Superannuation Fees – how low can we go?
- On 04/05/2017
Target of 1% is nearly in sight
Back in 2003, the then Labor spokesman on retirement savings, Nick Sherry, suggested that superannuation fees be capped at 1% of assets. He realised that a small reduction in fees could have a profound impact on retirement benefits.
This message has been formalised in all superannuation Product Disclosure Statements – ASIC requires funds to note that an additional fee of 1% of assets could reduce a member’s final benefit by up to 20% over 30 years. Mind, members don’t seem to get this message as the prominent warning doesn’t appear to stop people putting money into expensive funds like Spaceship Superannuation.
In 2014, Rice Warner projected that system fees would trend downwards to 1% by 2018 in a commissioned report to the Financial Systems Inquiry¹. The projection allowed for general growth in the system, the transition of Accrued Default Amounts (ADAs) and further consolidation of funds.
This year, we reported in our Superannuation Fees Analysis 2017 that total fees had fallen to 1.03%, which met our earlier expectation for 2016 set out to the FSI.

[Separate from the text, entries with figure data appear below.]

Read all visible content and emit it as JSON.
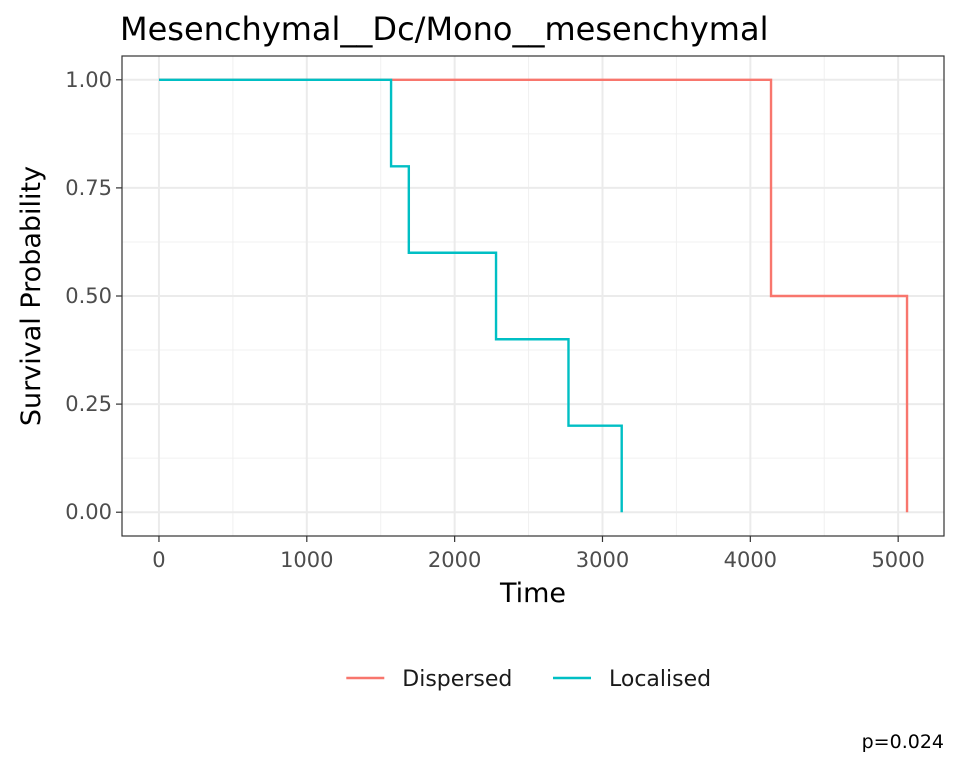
{
  "chart_data": {
    "type": "line",
    "title": "Mesenchymal__Dc/Mono__mesenchymal",
    "xlabel": "Time",
    "ylabel": "Survival Probability",
    "xlim": [
      -250,
      5310
    ],
    "ylim": [
      -0.055,
      1.055
    ],
    "xticks": [
      0,
      1000,
      2000,
      3000,
      4000,
      5000
    ],
    "yticks": [
      0,
      0.25,
      0.5,
      0.75,
      1
    ],
    "xtick_labels": [
      "0",
      "1000",
      "2000",
      "3000",
      "4000",
      "5000"
    ],
    "ytick_labels": [
      "0.00",
      "0.25",
      "0.50",
      "0.75",
      "1.00"
    ],
    "grid": true,
    "legend_position": "bottom",
    "annotation": "p=0.024",
    "series": [
      {
        "name": "Dispersed",
        "color": "#F8766D",
        "step": true,
        "x": [
          0,
          4140,
          5060
        ],
        "y": [
          1.0,
          0.5,
          0.0
        ]
      },
      {
        "name": "Localised",
        "color": "#00BFC4",
        "step": true,
        "x": [
          0,
          1570,
          1690,
          2280,
          2770,
          3130
        ],
        "y": [
          1.0,
          0.8,
          0.6,
          0.4,
          0.2,
          0.0
        ]
      }
    ]
  }
}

Table 1 sets out the progress in lowering fees across the industry since 2004.
Table 1. Fees vs Superannuation FUM 2004 – 2016
Table 1 shows that fees are falling steadily in percentage terms, but they are growing in dollars. The increase is a result of growth in member services such as intra-fund advice, life insurance and support for a growing number of retirees with higher service requirements.
We can expect the trend in fees to continue and to fall again this year as the final transfer of ADAs from legacy products will shift another $15 billion of assets from high-fees. Against this, we have the introduction of ASIC’s Regulatory Guide – RG97.
Impact of RG 97
A significant factor acting to dampen the rate of reduction in headline fees is the increasing transparency in disclosure of a wide range of investment-related fees.
Under the enhanced fee disclosure regulations and the shorter PDS regime, issuers of most superannuation products and managed investment products must meet certain requirements for disclosing fees and costs in Product Disclosure Statements (PDSs) and periodic statements.
Regulatory Guide 97 (Disclosing fees and costs in PDSs and periodic statements) addresses areas where previously the disclosure of certain costs was open to interpretation. The aim of RG97 is to ensure that any fees or costs that reduce the ultimate investment return of a member/investor are disclosed. This includes reporting on indirect costs separate to investment management.
This is likely to impose additional complexities for investment products with multiple underlying investment vehicles, which ASIC now terms interposed vehicles. All layers of fees related to the investment structure which reduce the overall investment return will need to be disclosed.
We expect that a result of this will be the increase in measurable fee levels across the industry. However, it is important to distinguish this type of fee increase – a technical increase – from an actual change in fee levels.
For example, the Productivity Commission in its inquiry will need to ensure that it does not interpret this as an actual increase in fee levels for the industry.
No respite in sight
Superannuation fees are fast converging on the headline target of 1% of FUM p.a. Will this be enough? Probably not given the UK has now capped fees on default products at 75 basis points (0.75%).
We consider there is more scope for funds to continue to provide better value for members. As fees approach the 2018 prediction of 1% of assets, we expect that there will be further reductions in fees as the industry continues to consolidate, as duplicate accounts are eliminated and technology and scale give funds the capacity to deliver services to members more efficiently. The sleeper is the growth of expensive Choice funds sold on emotion not value.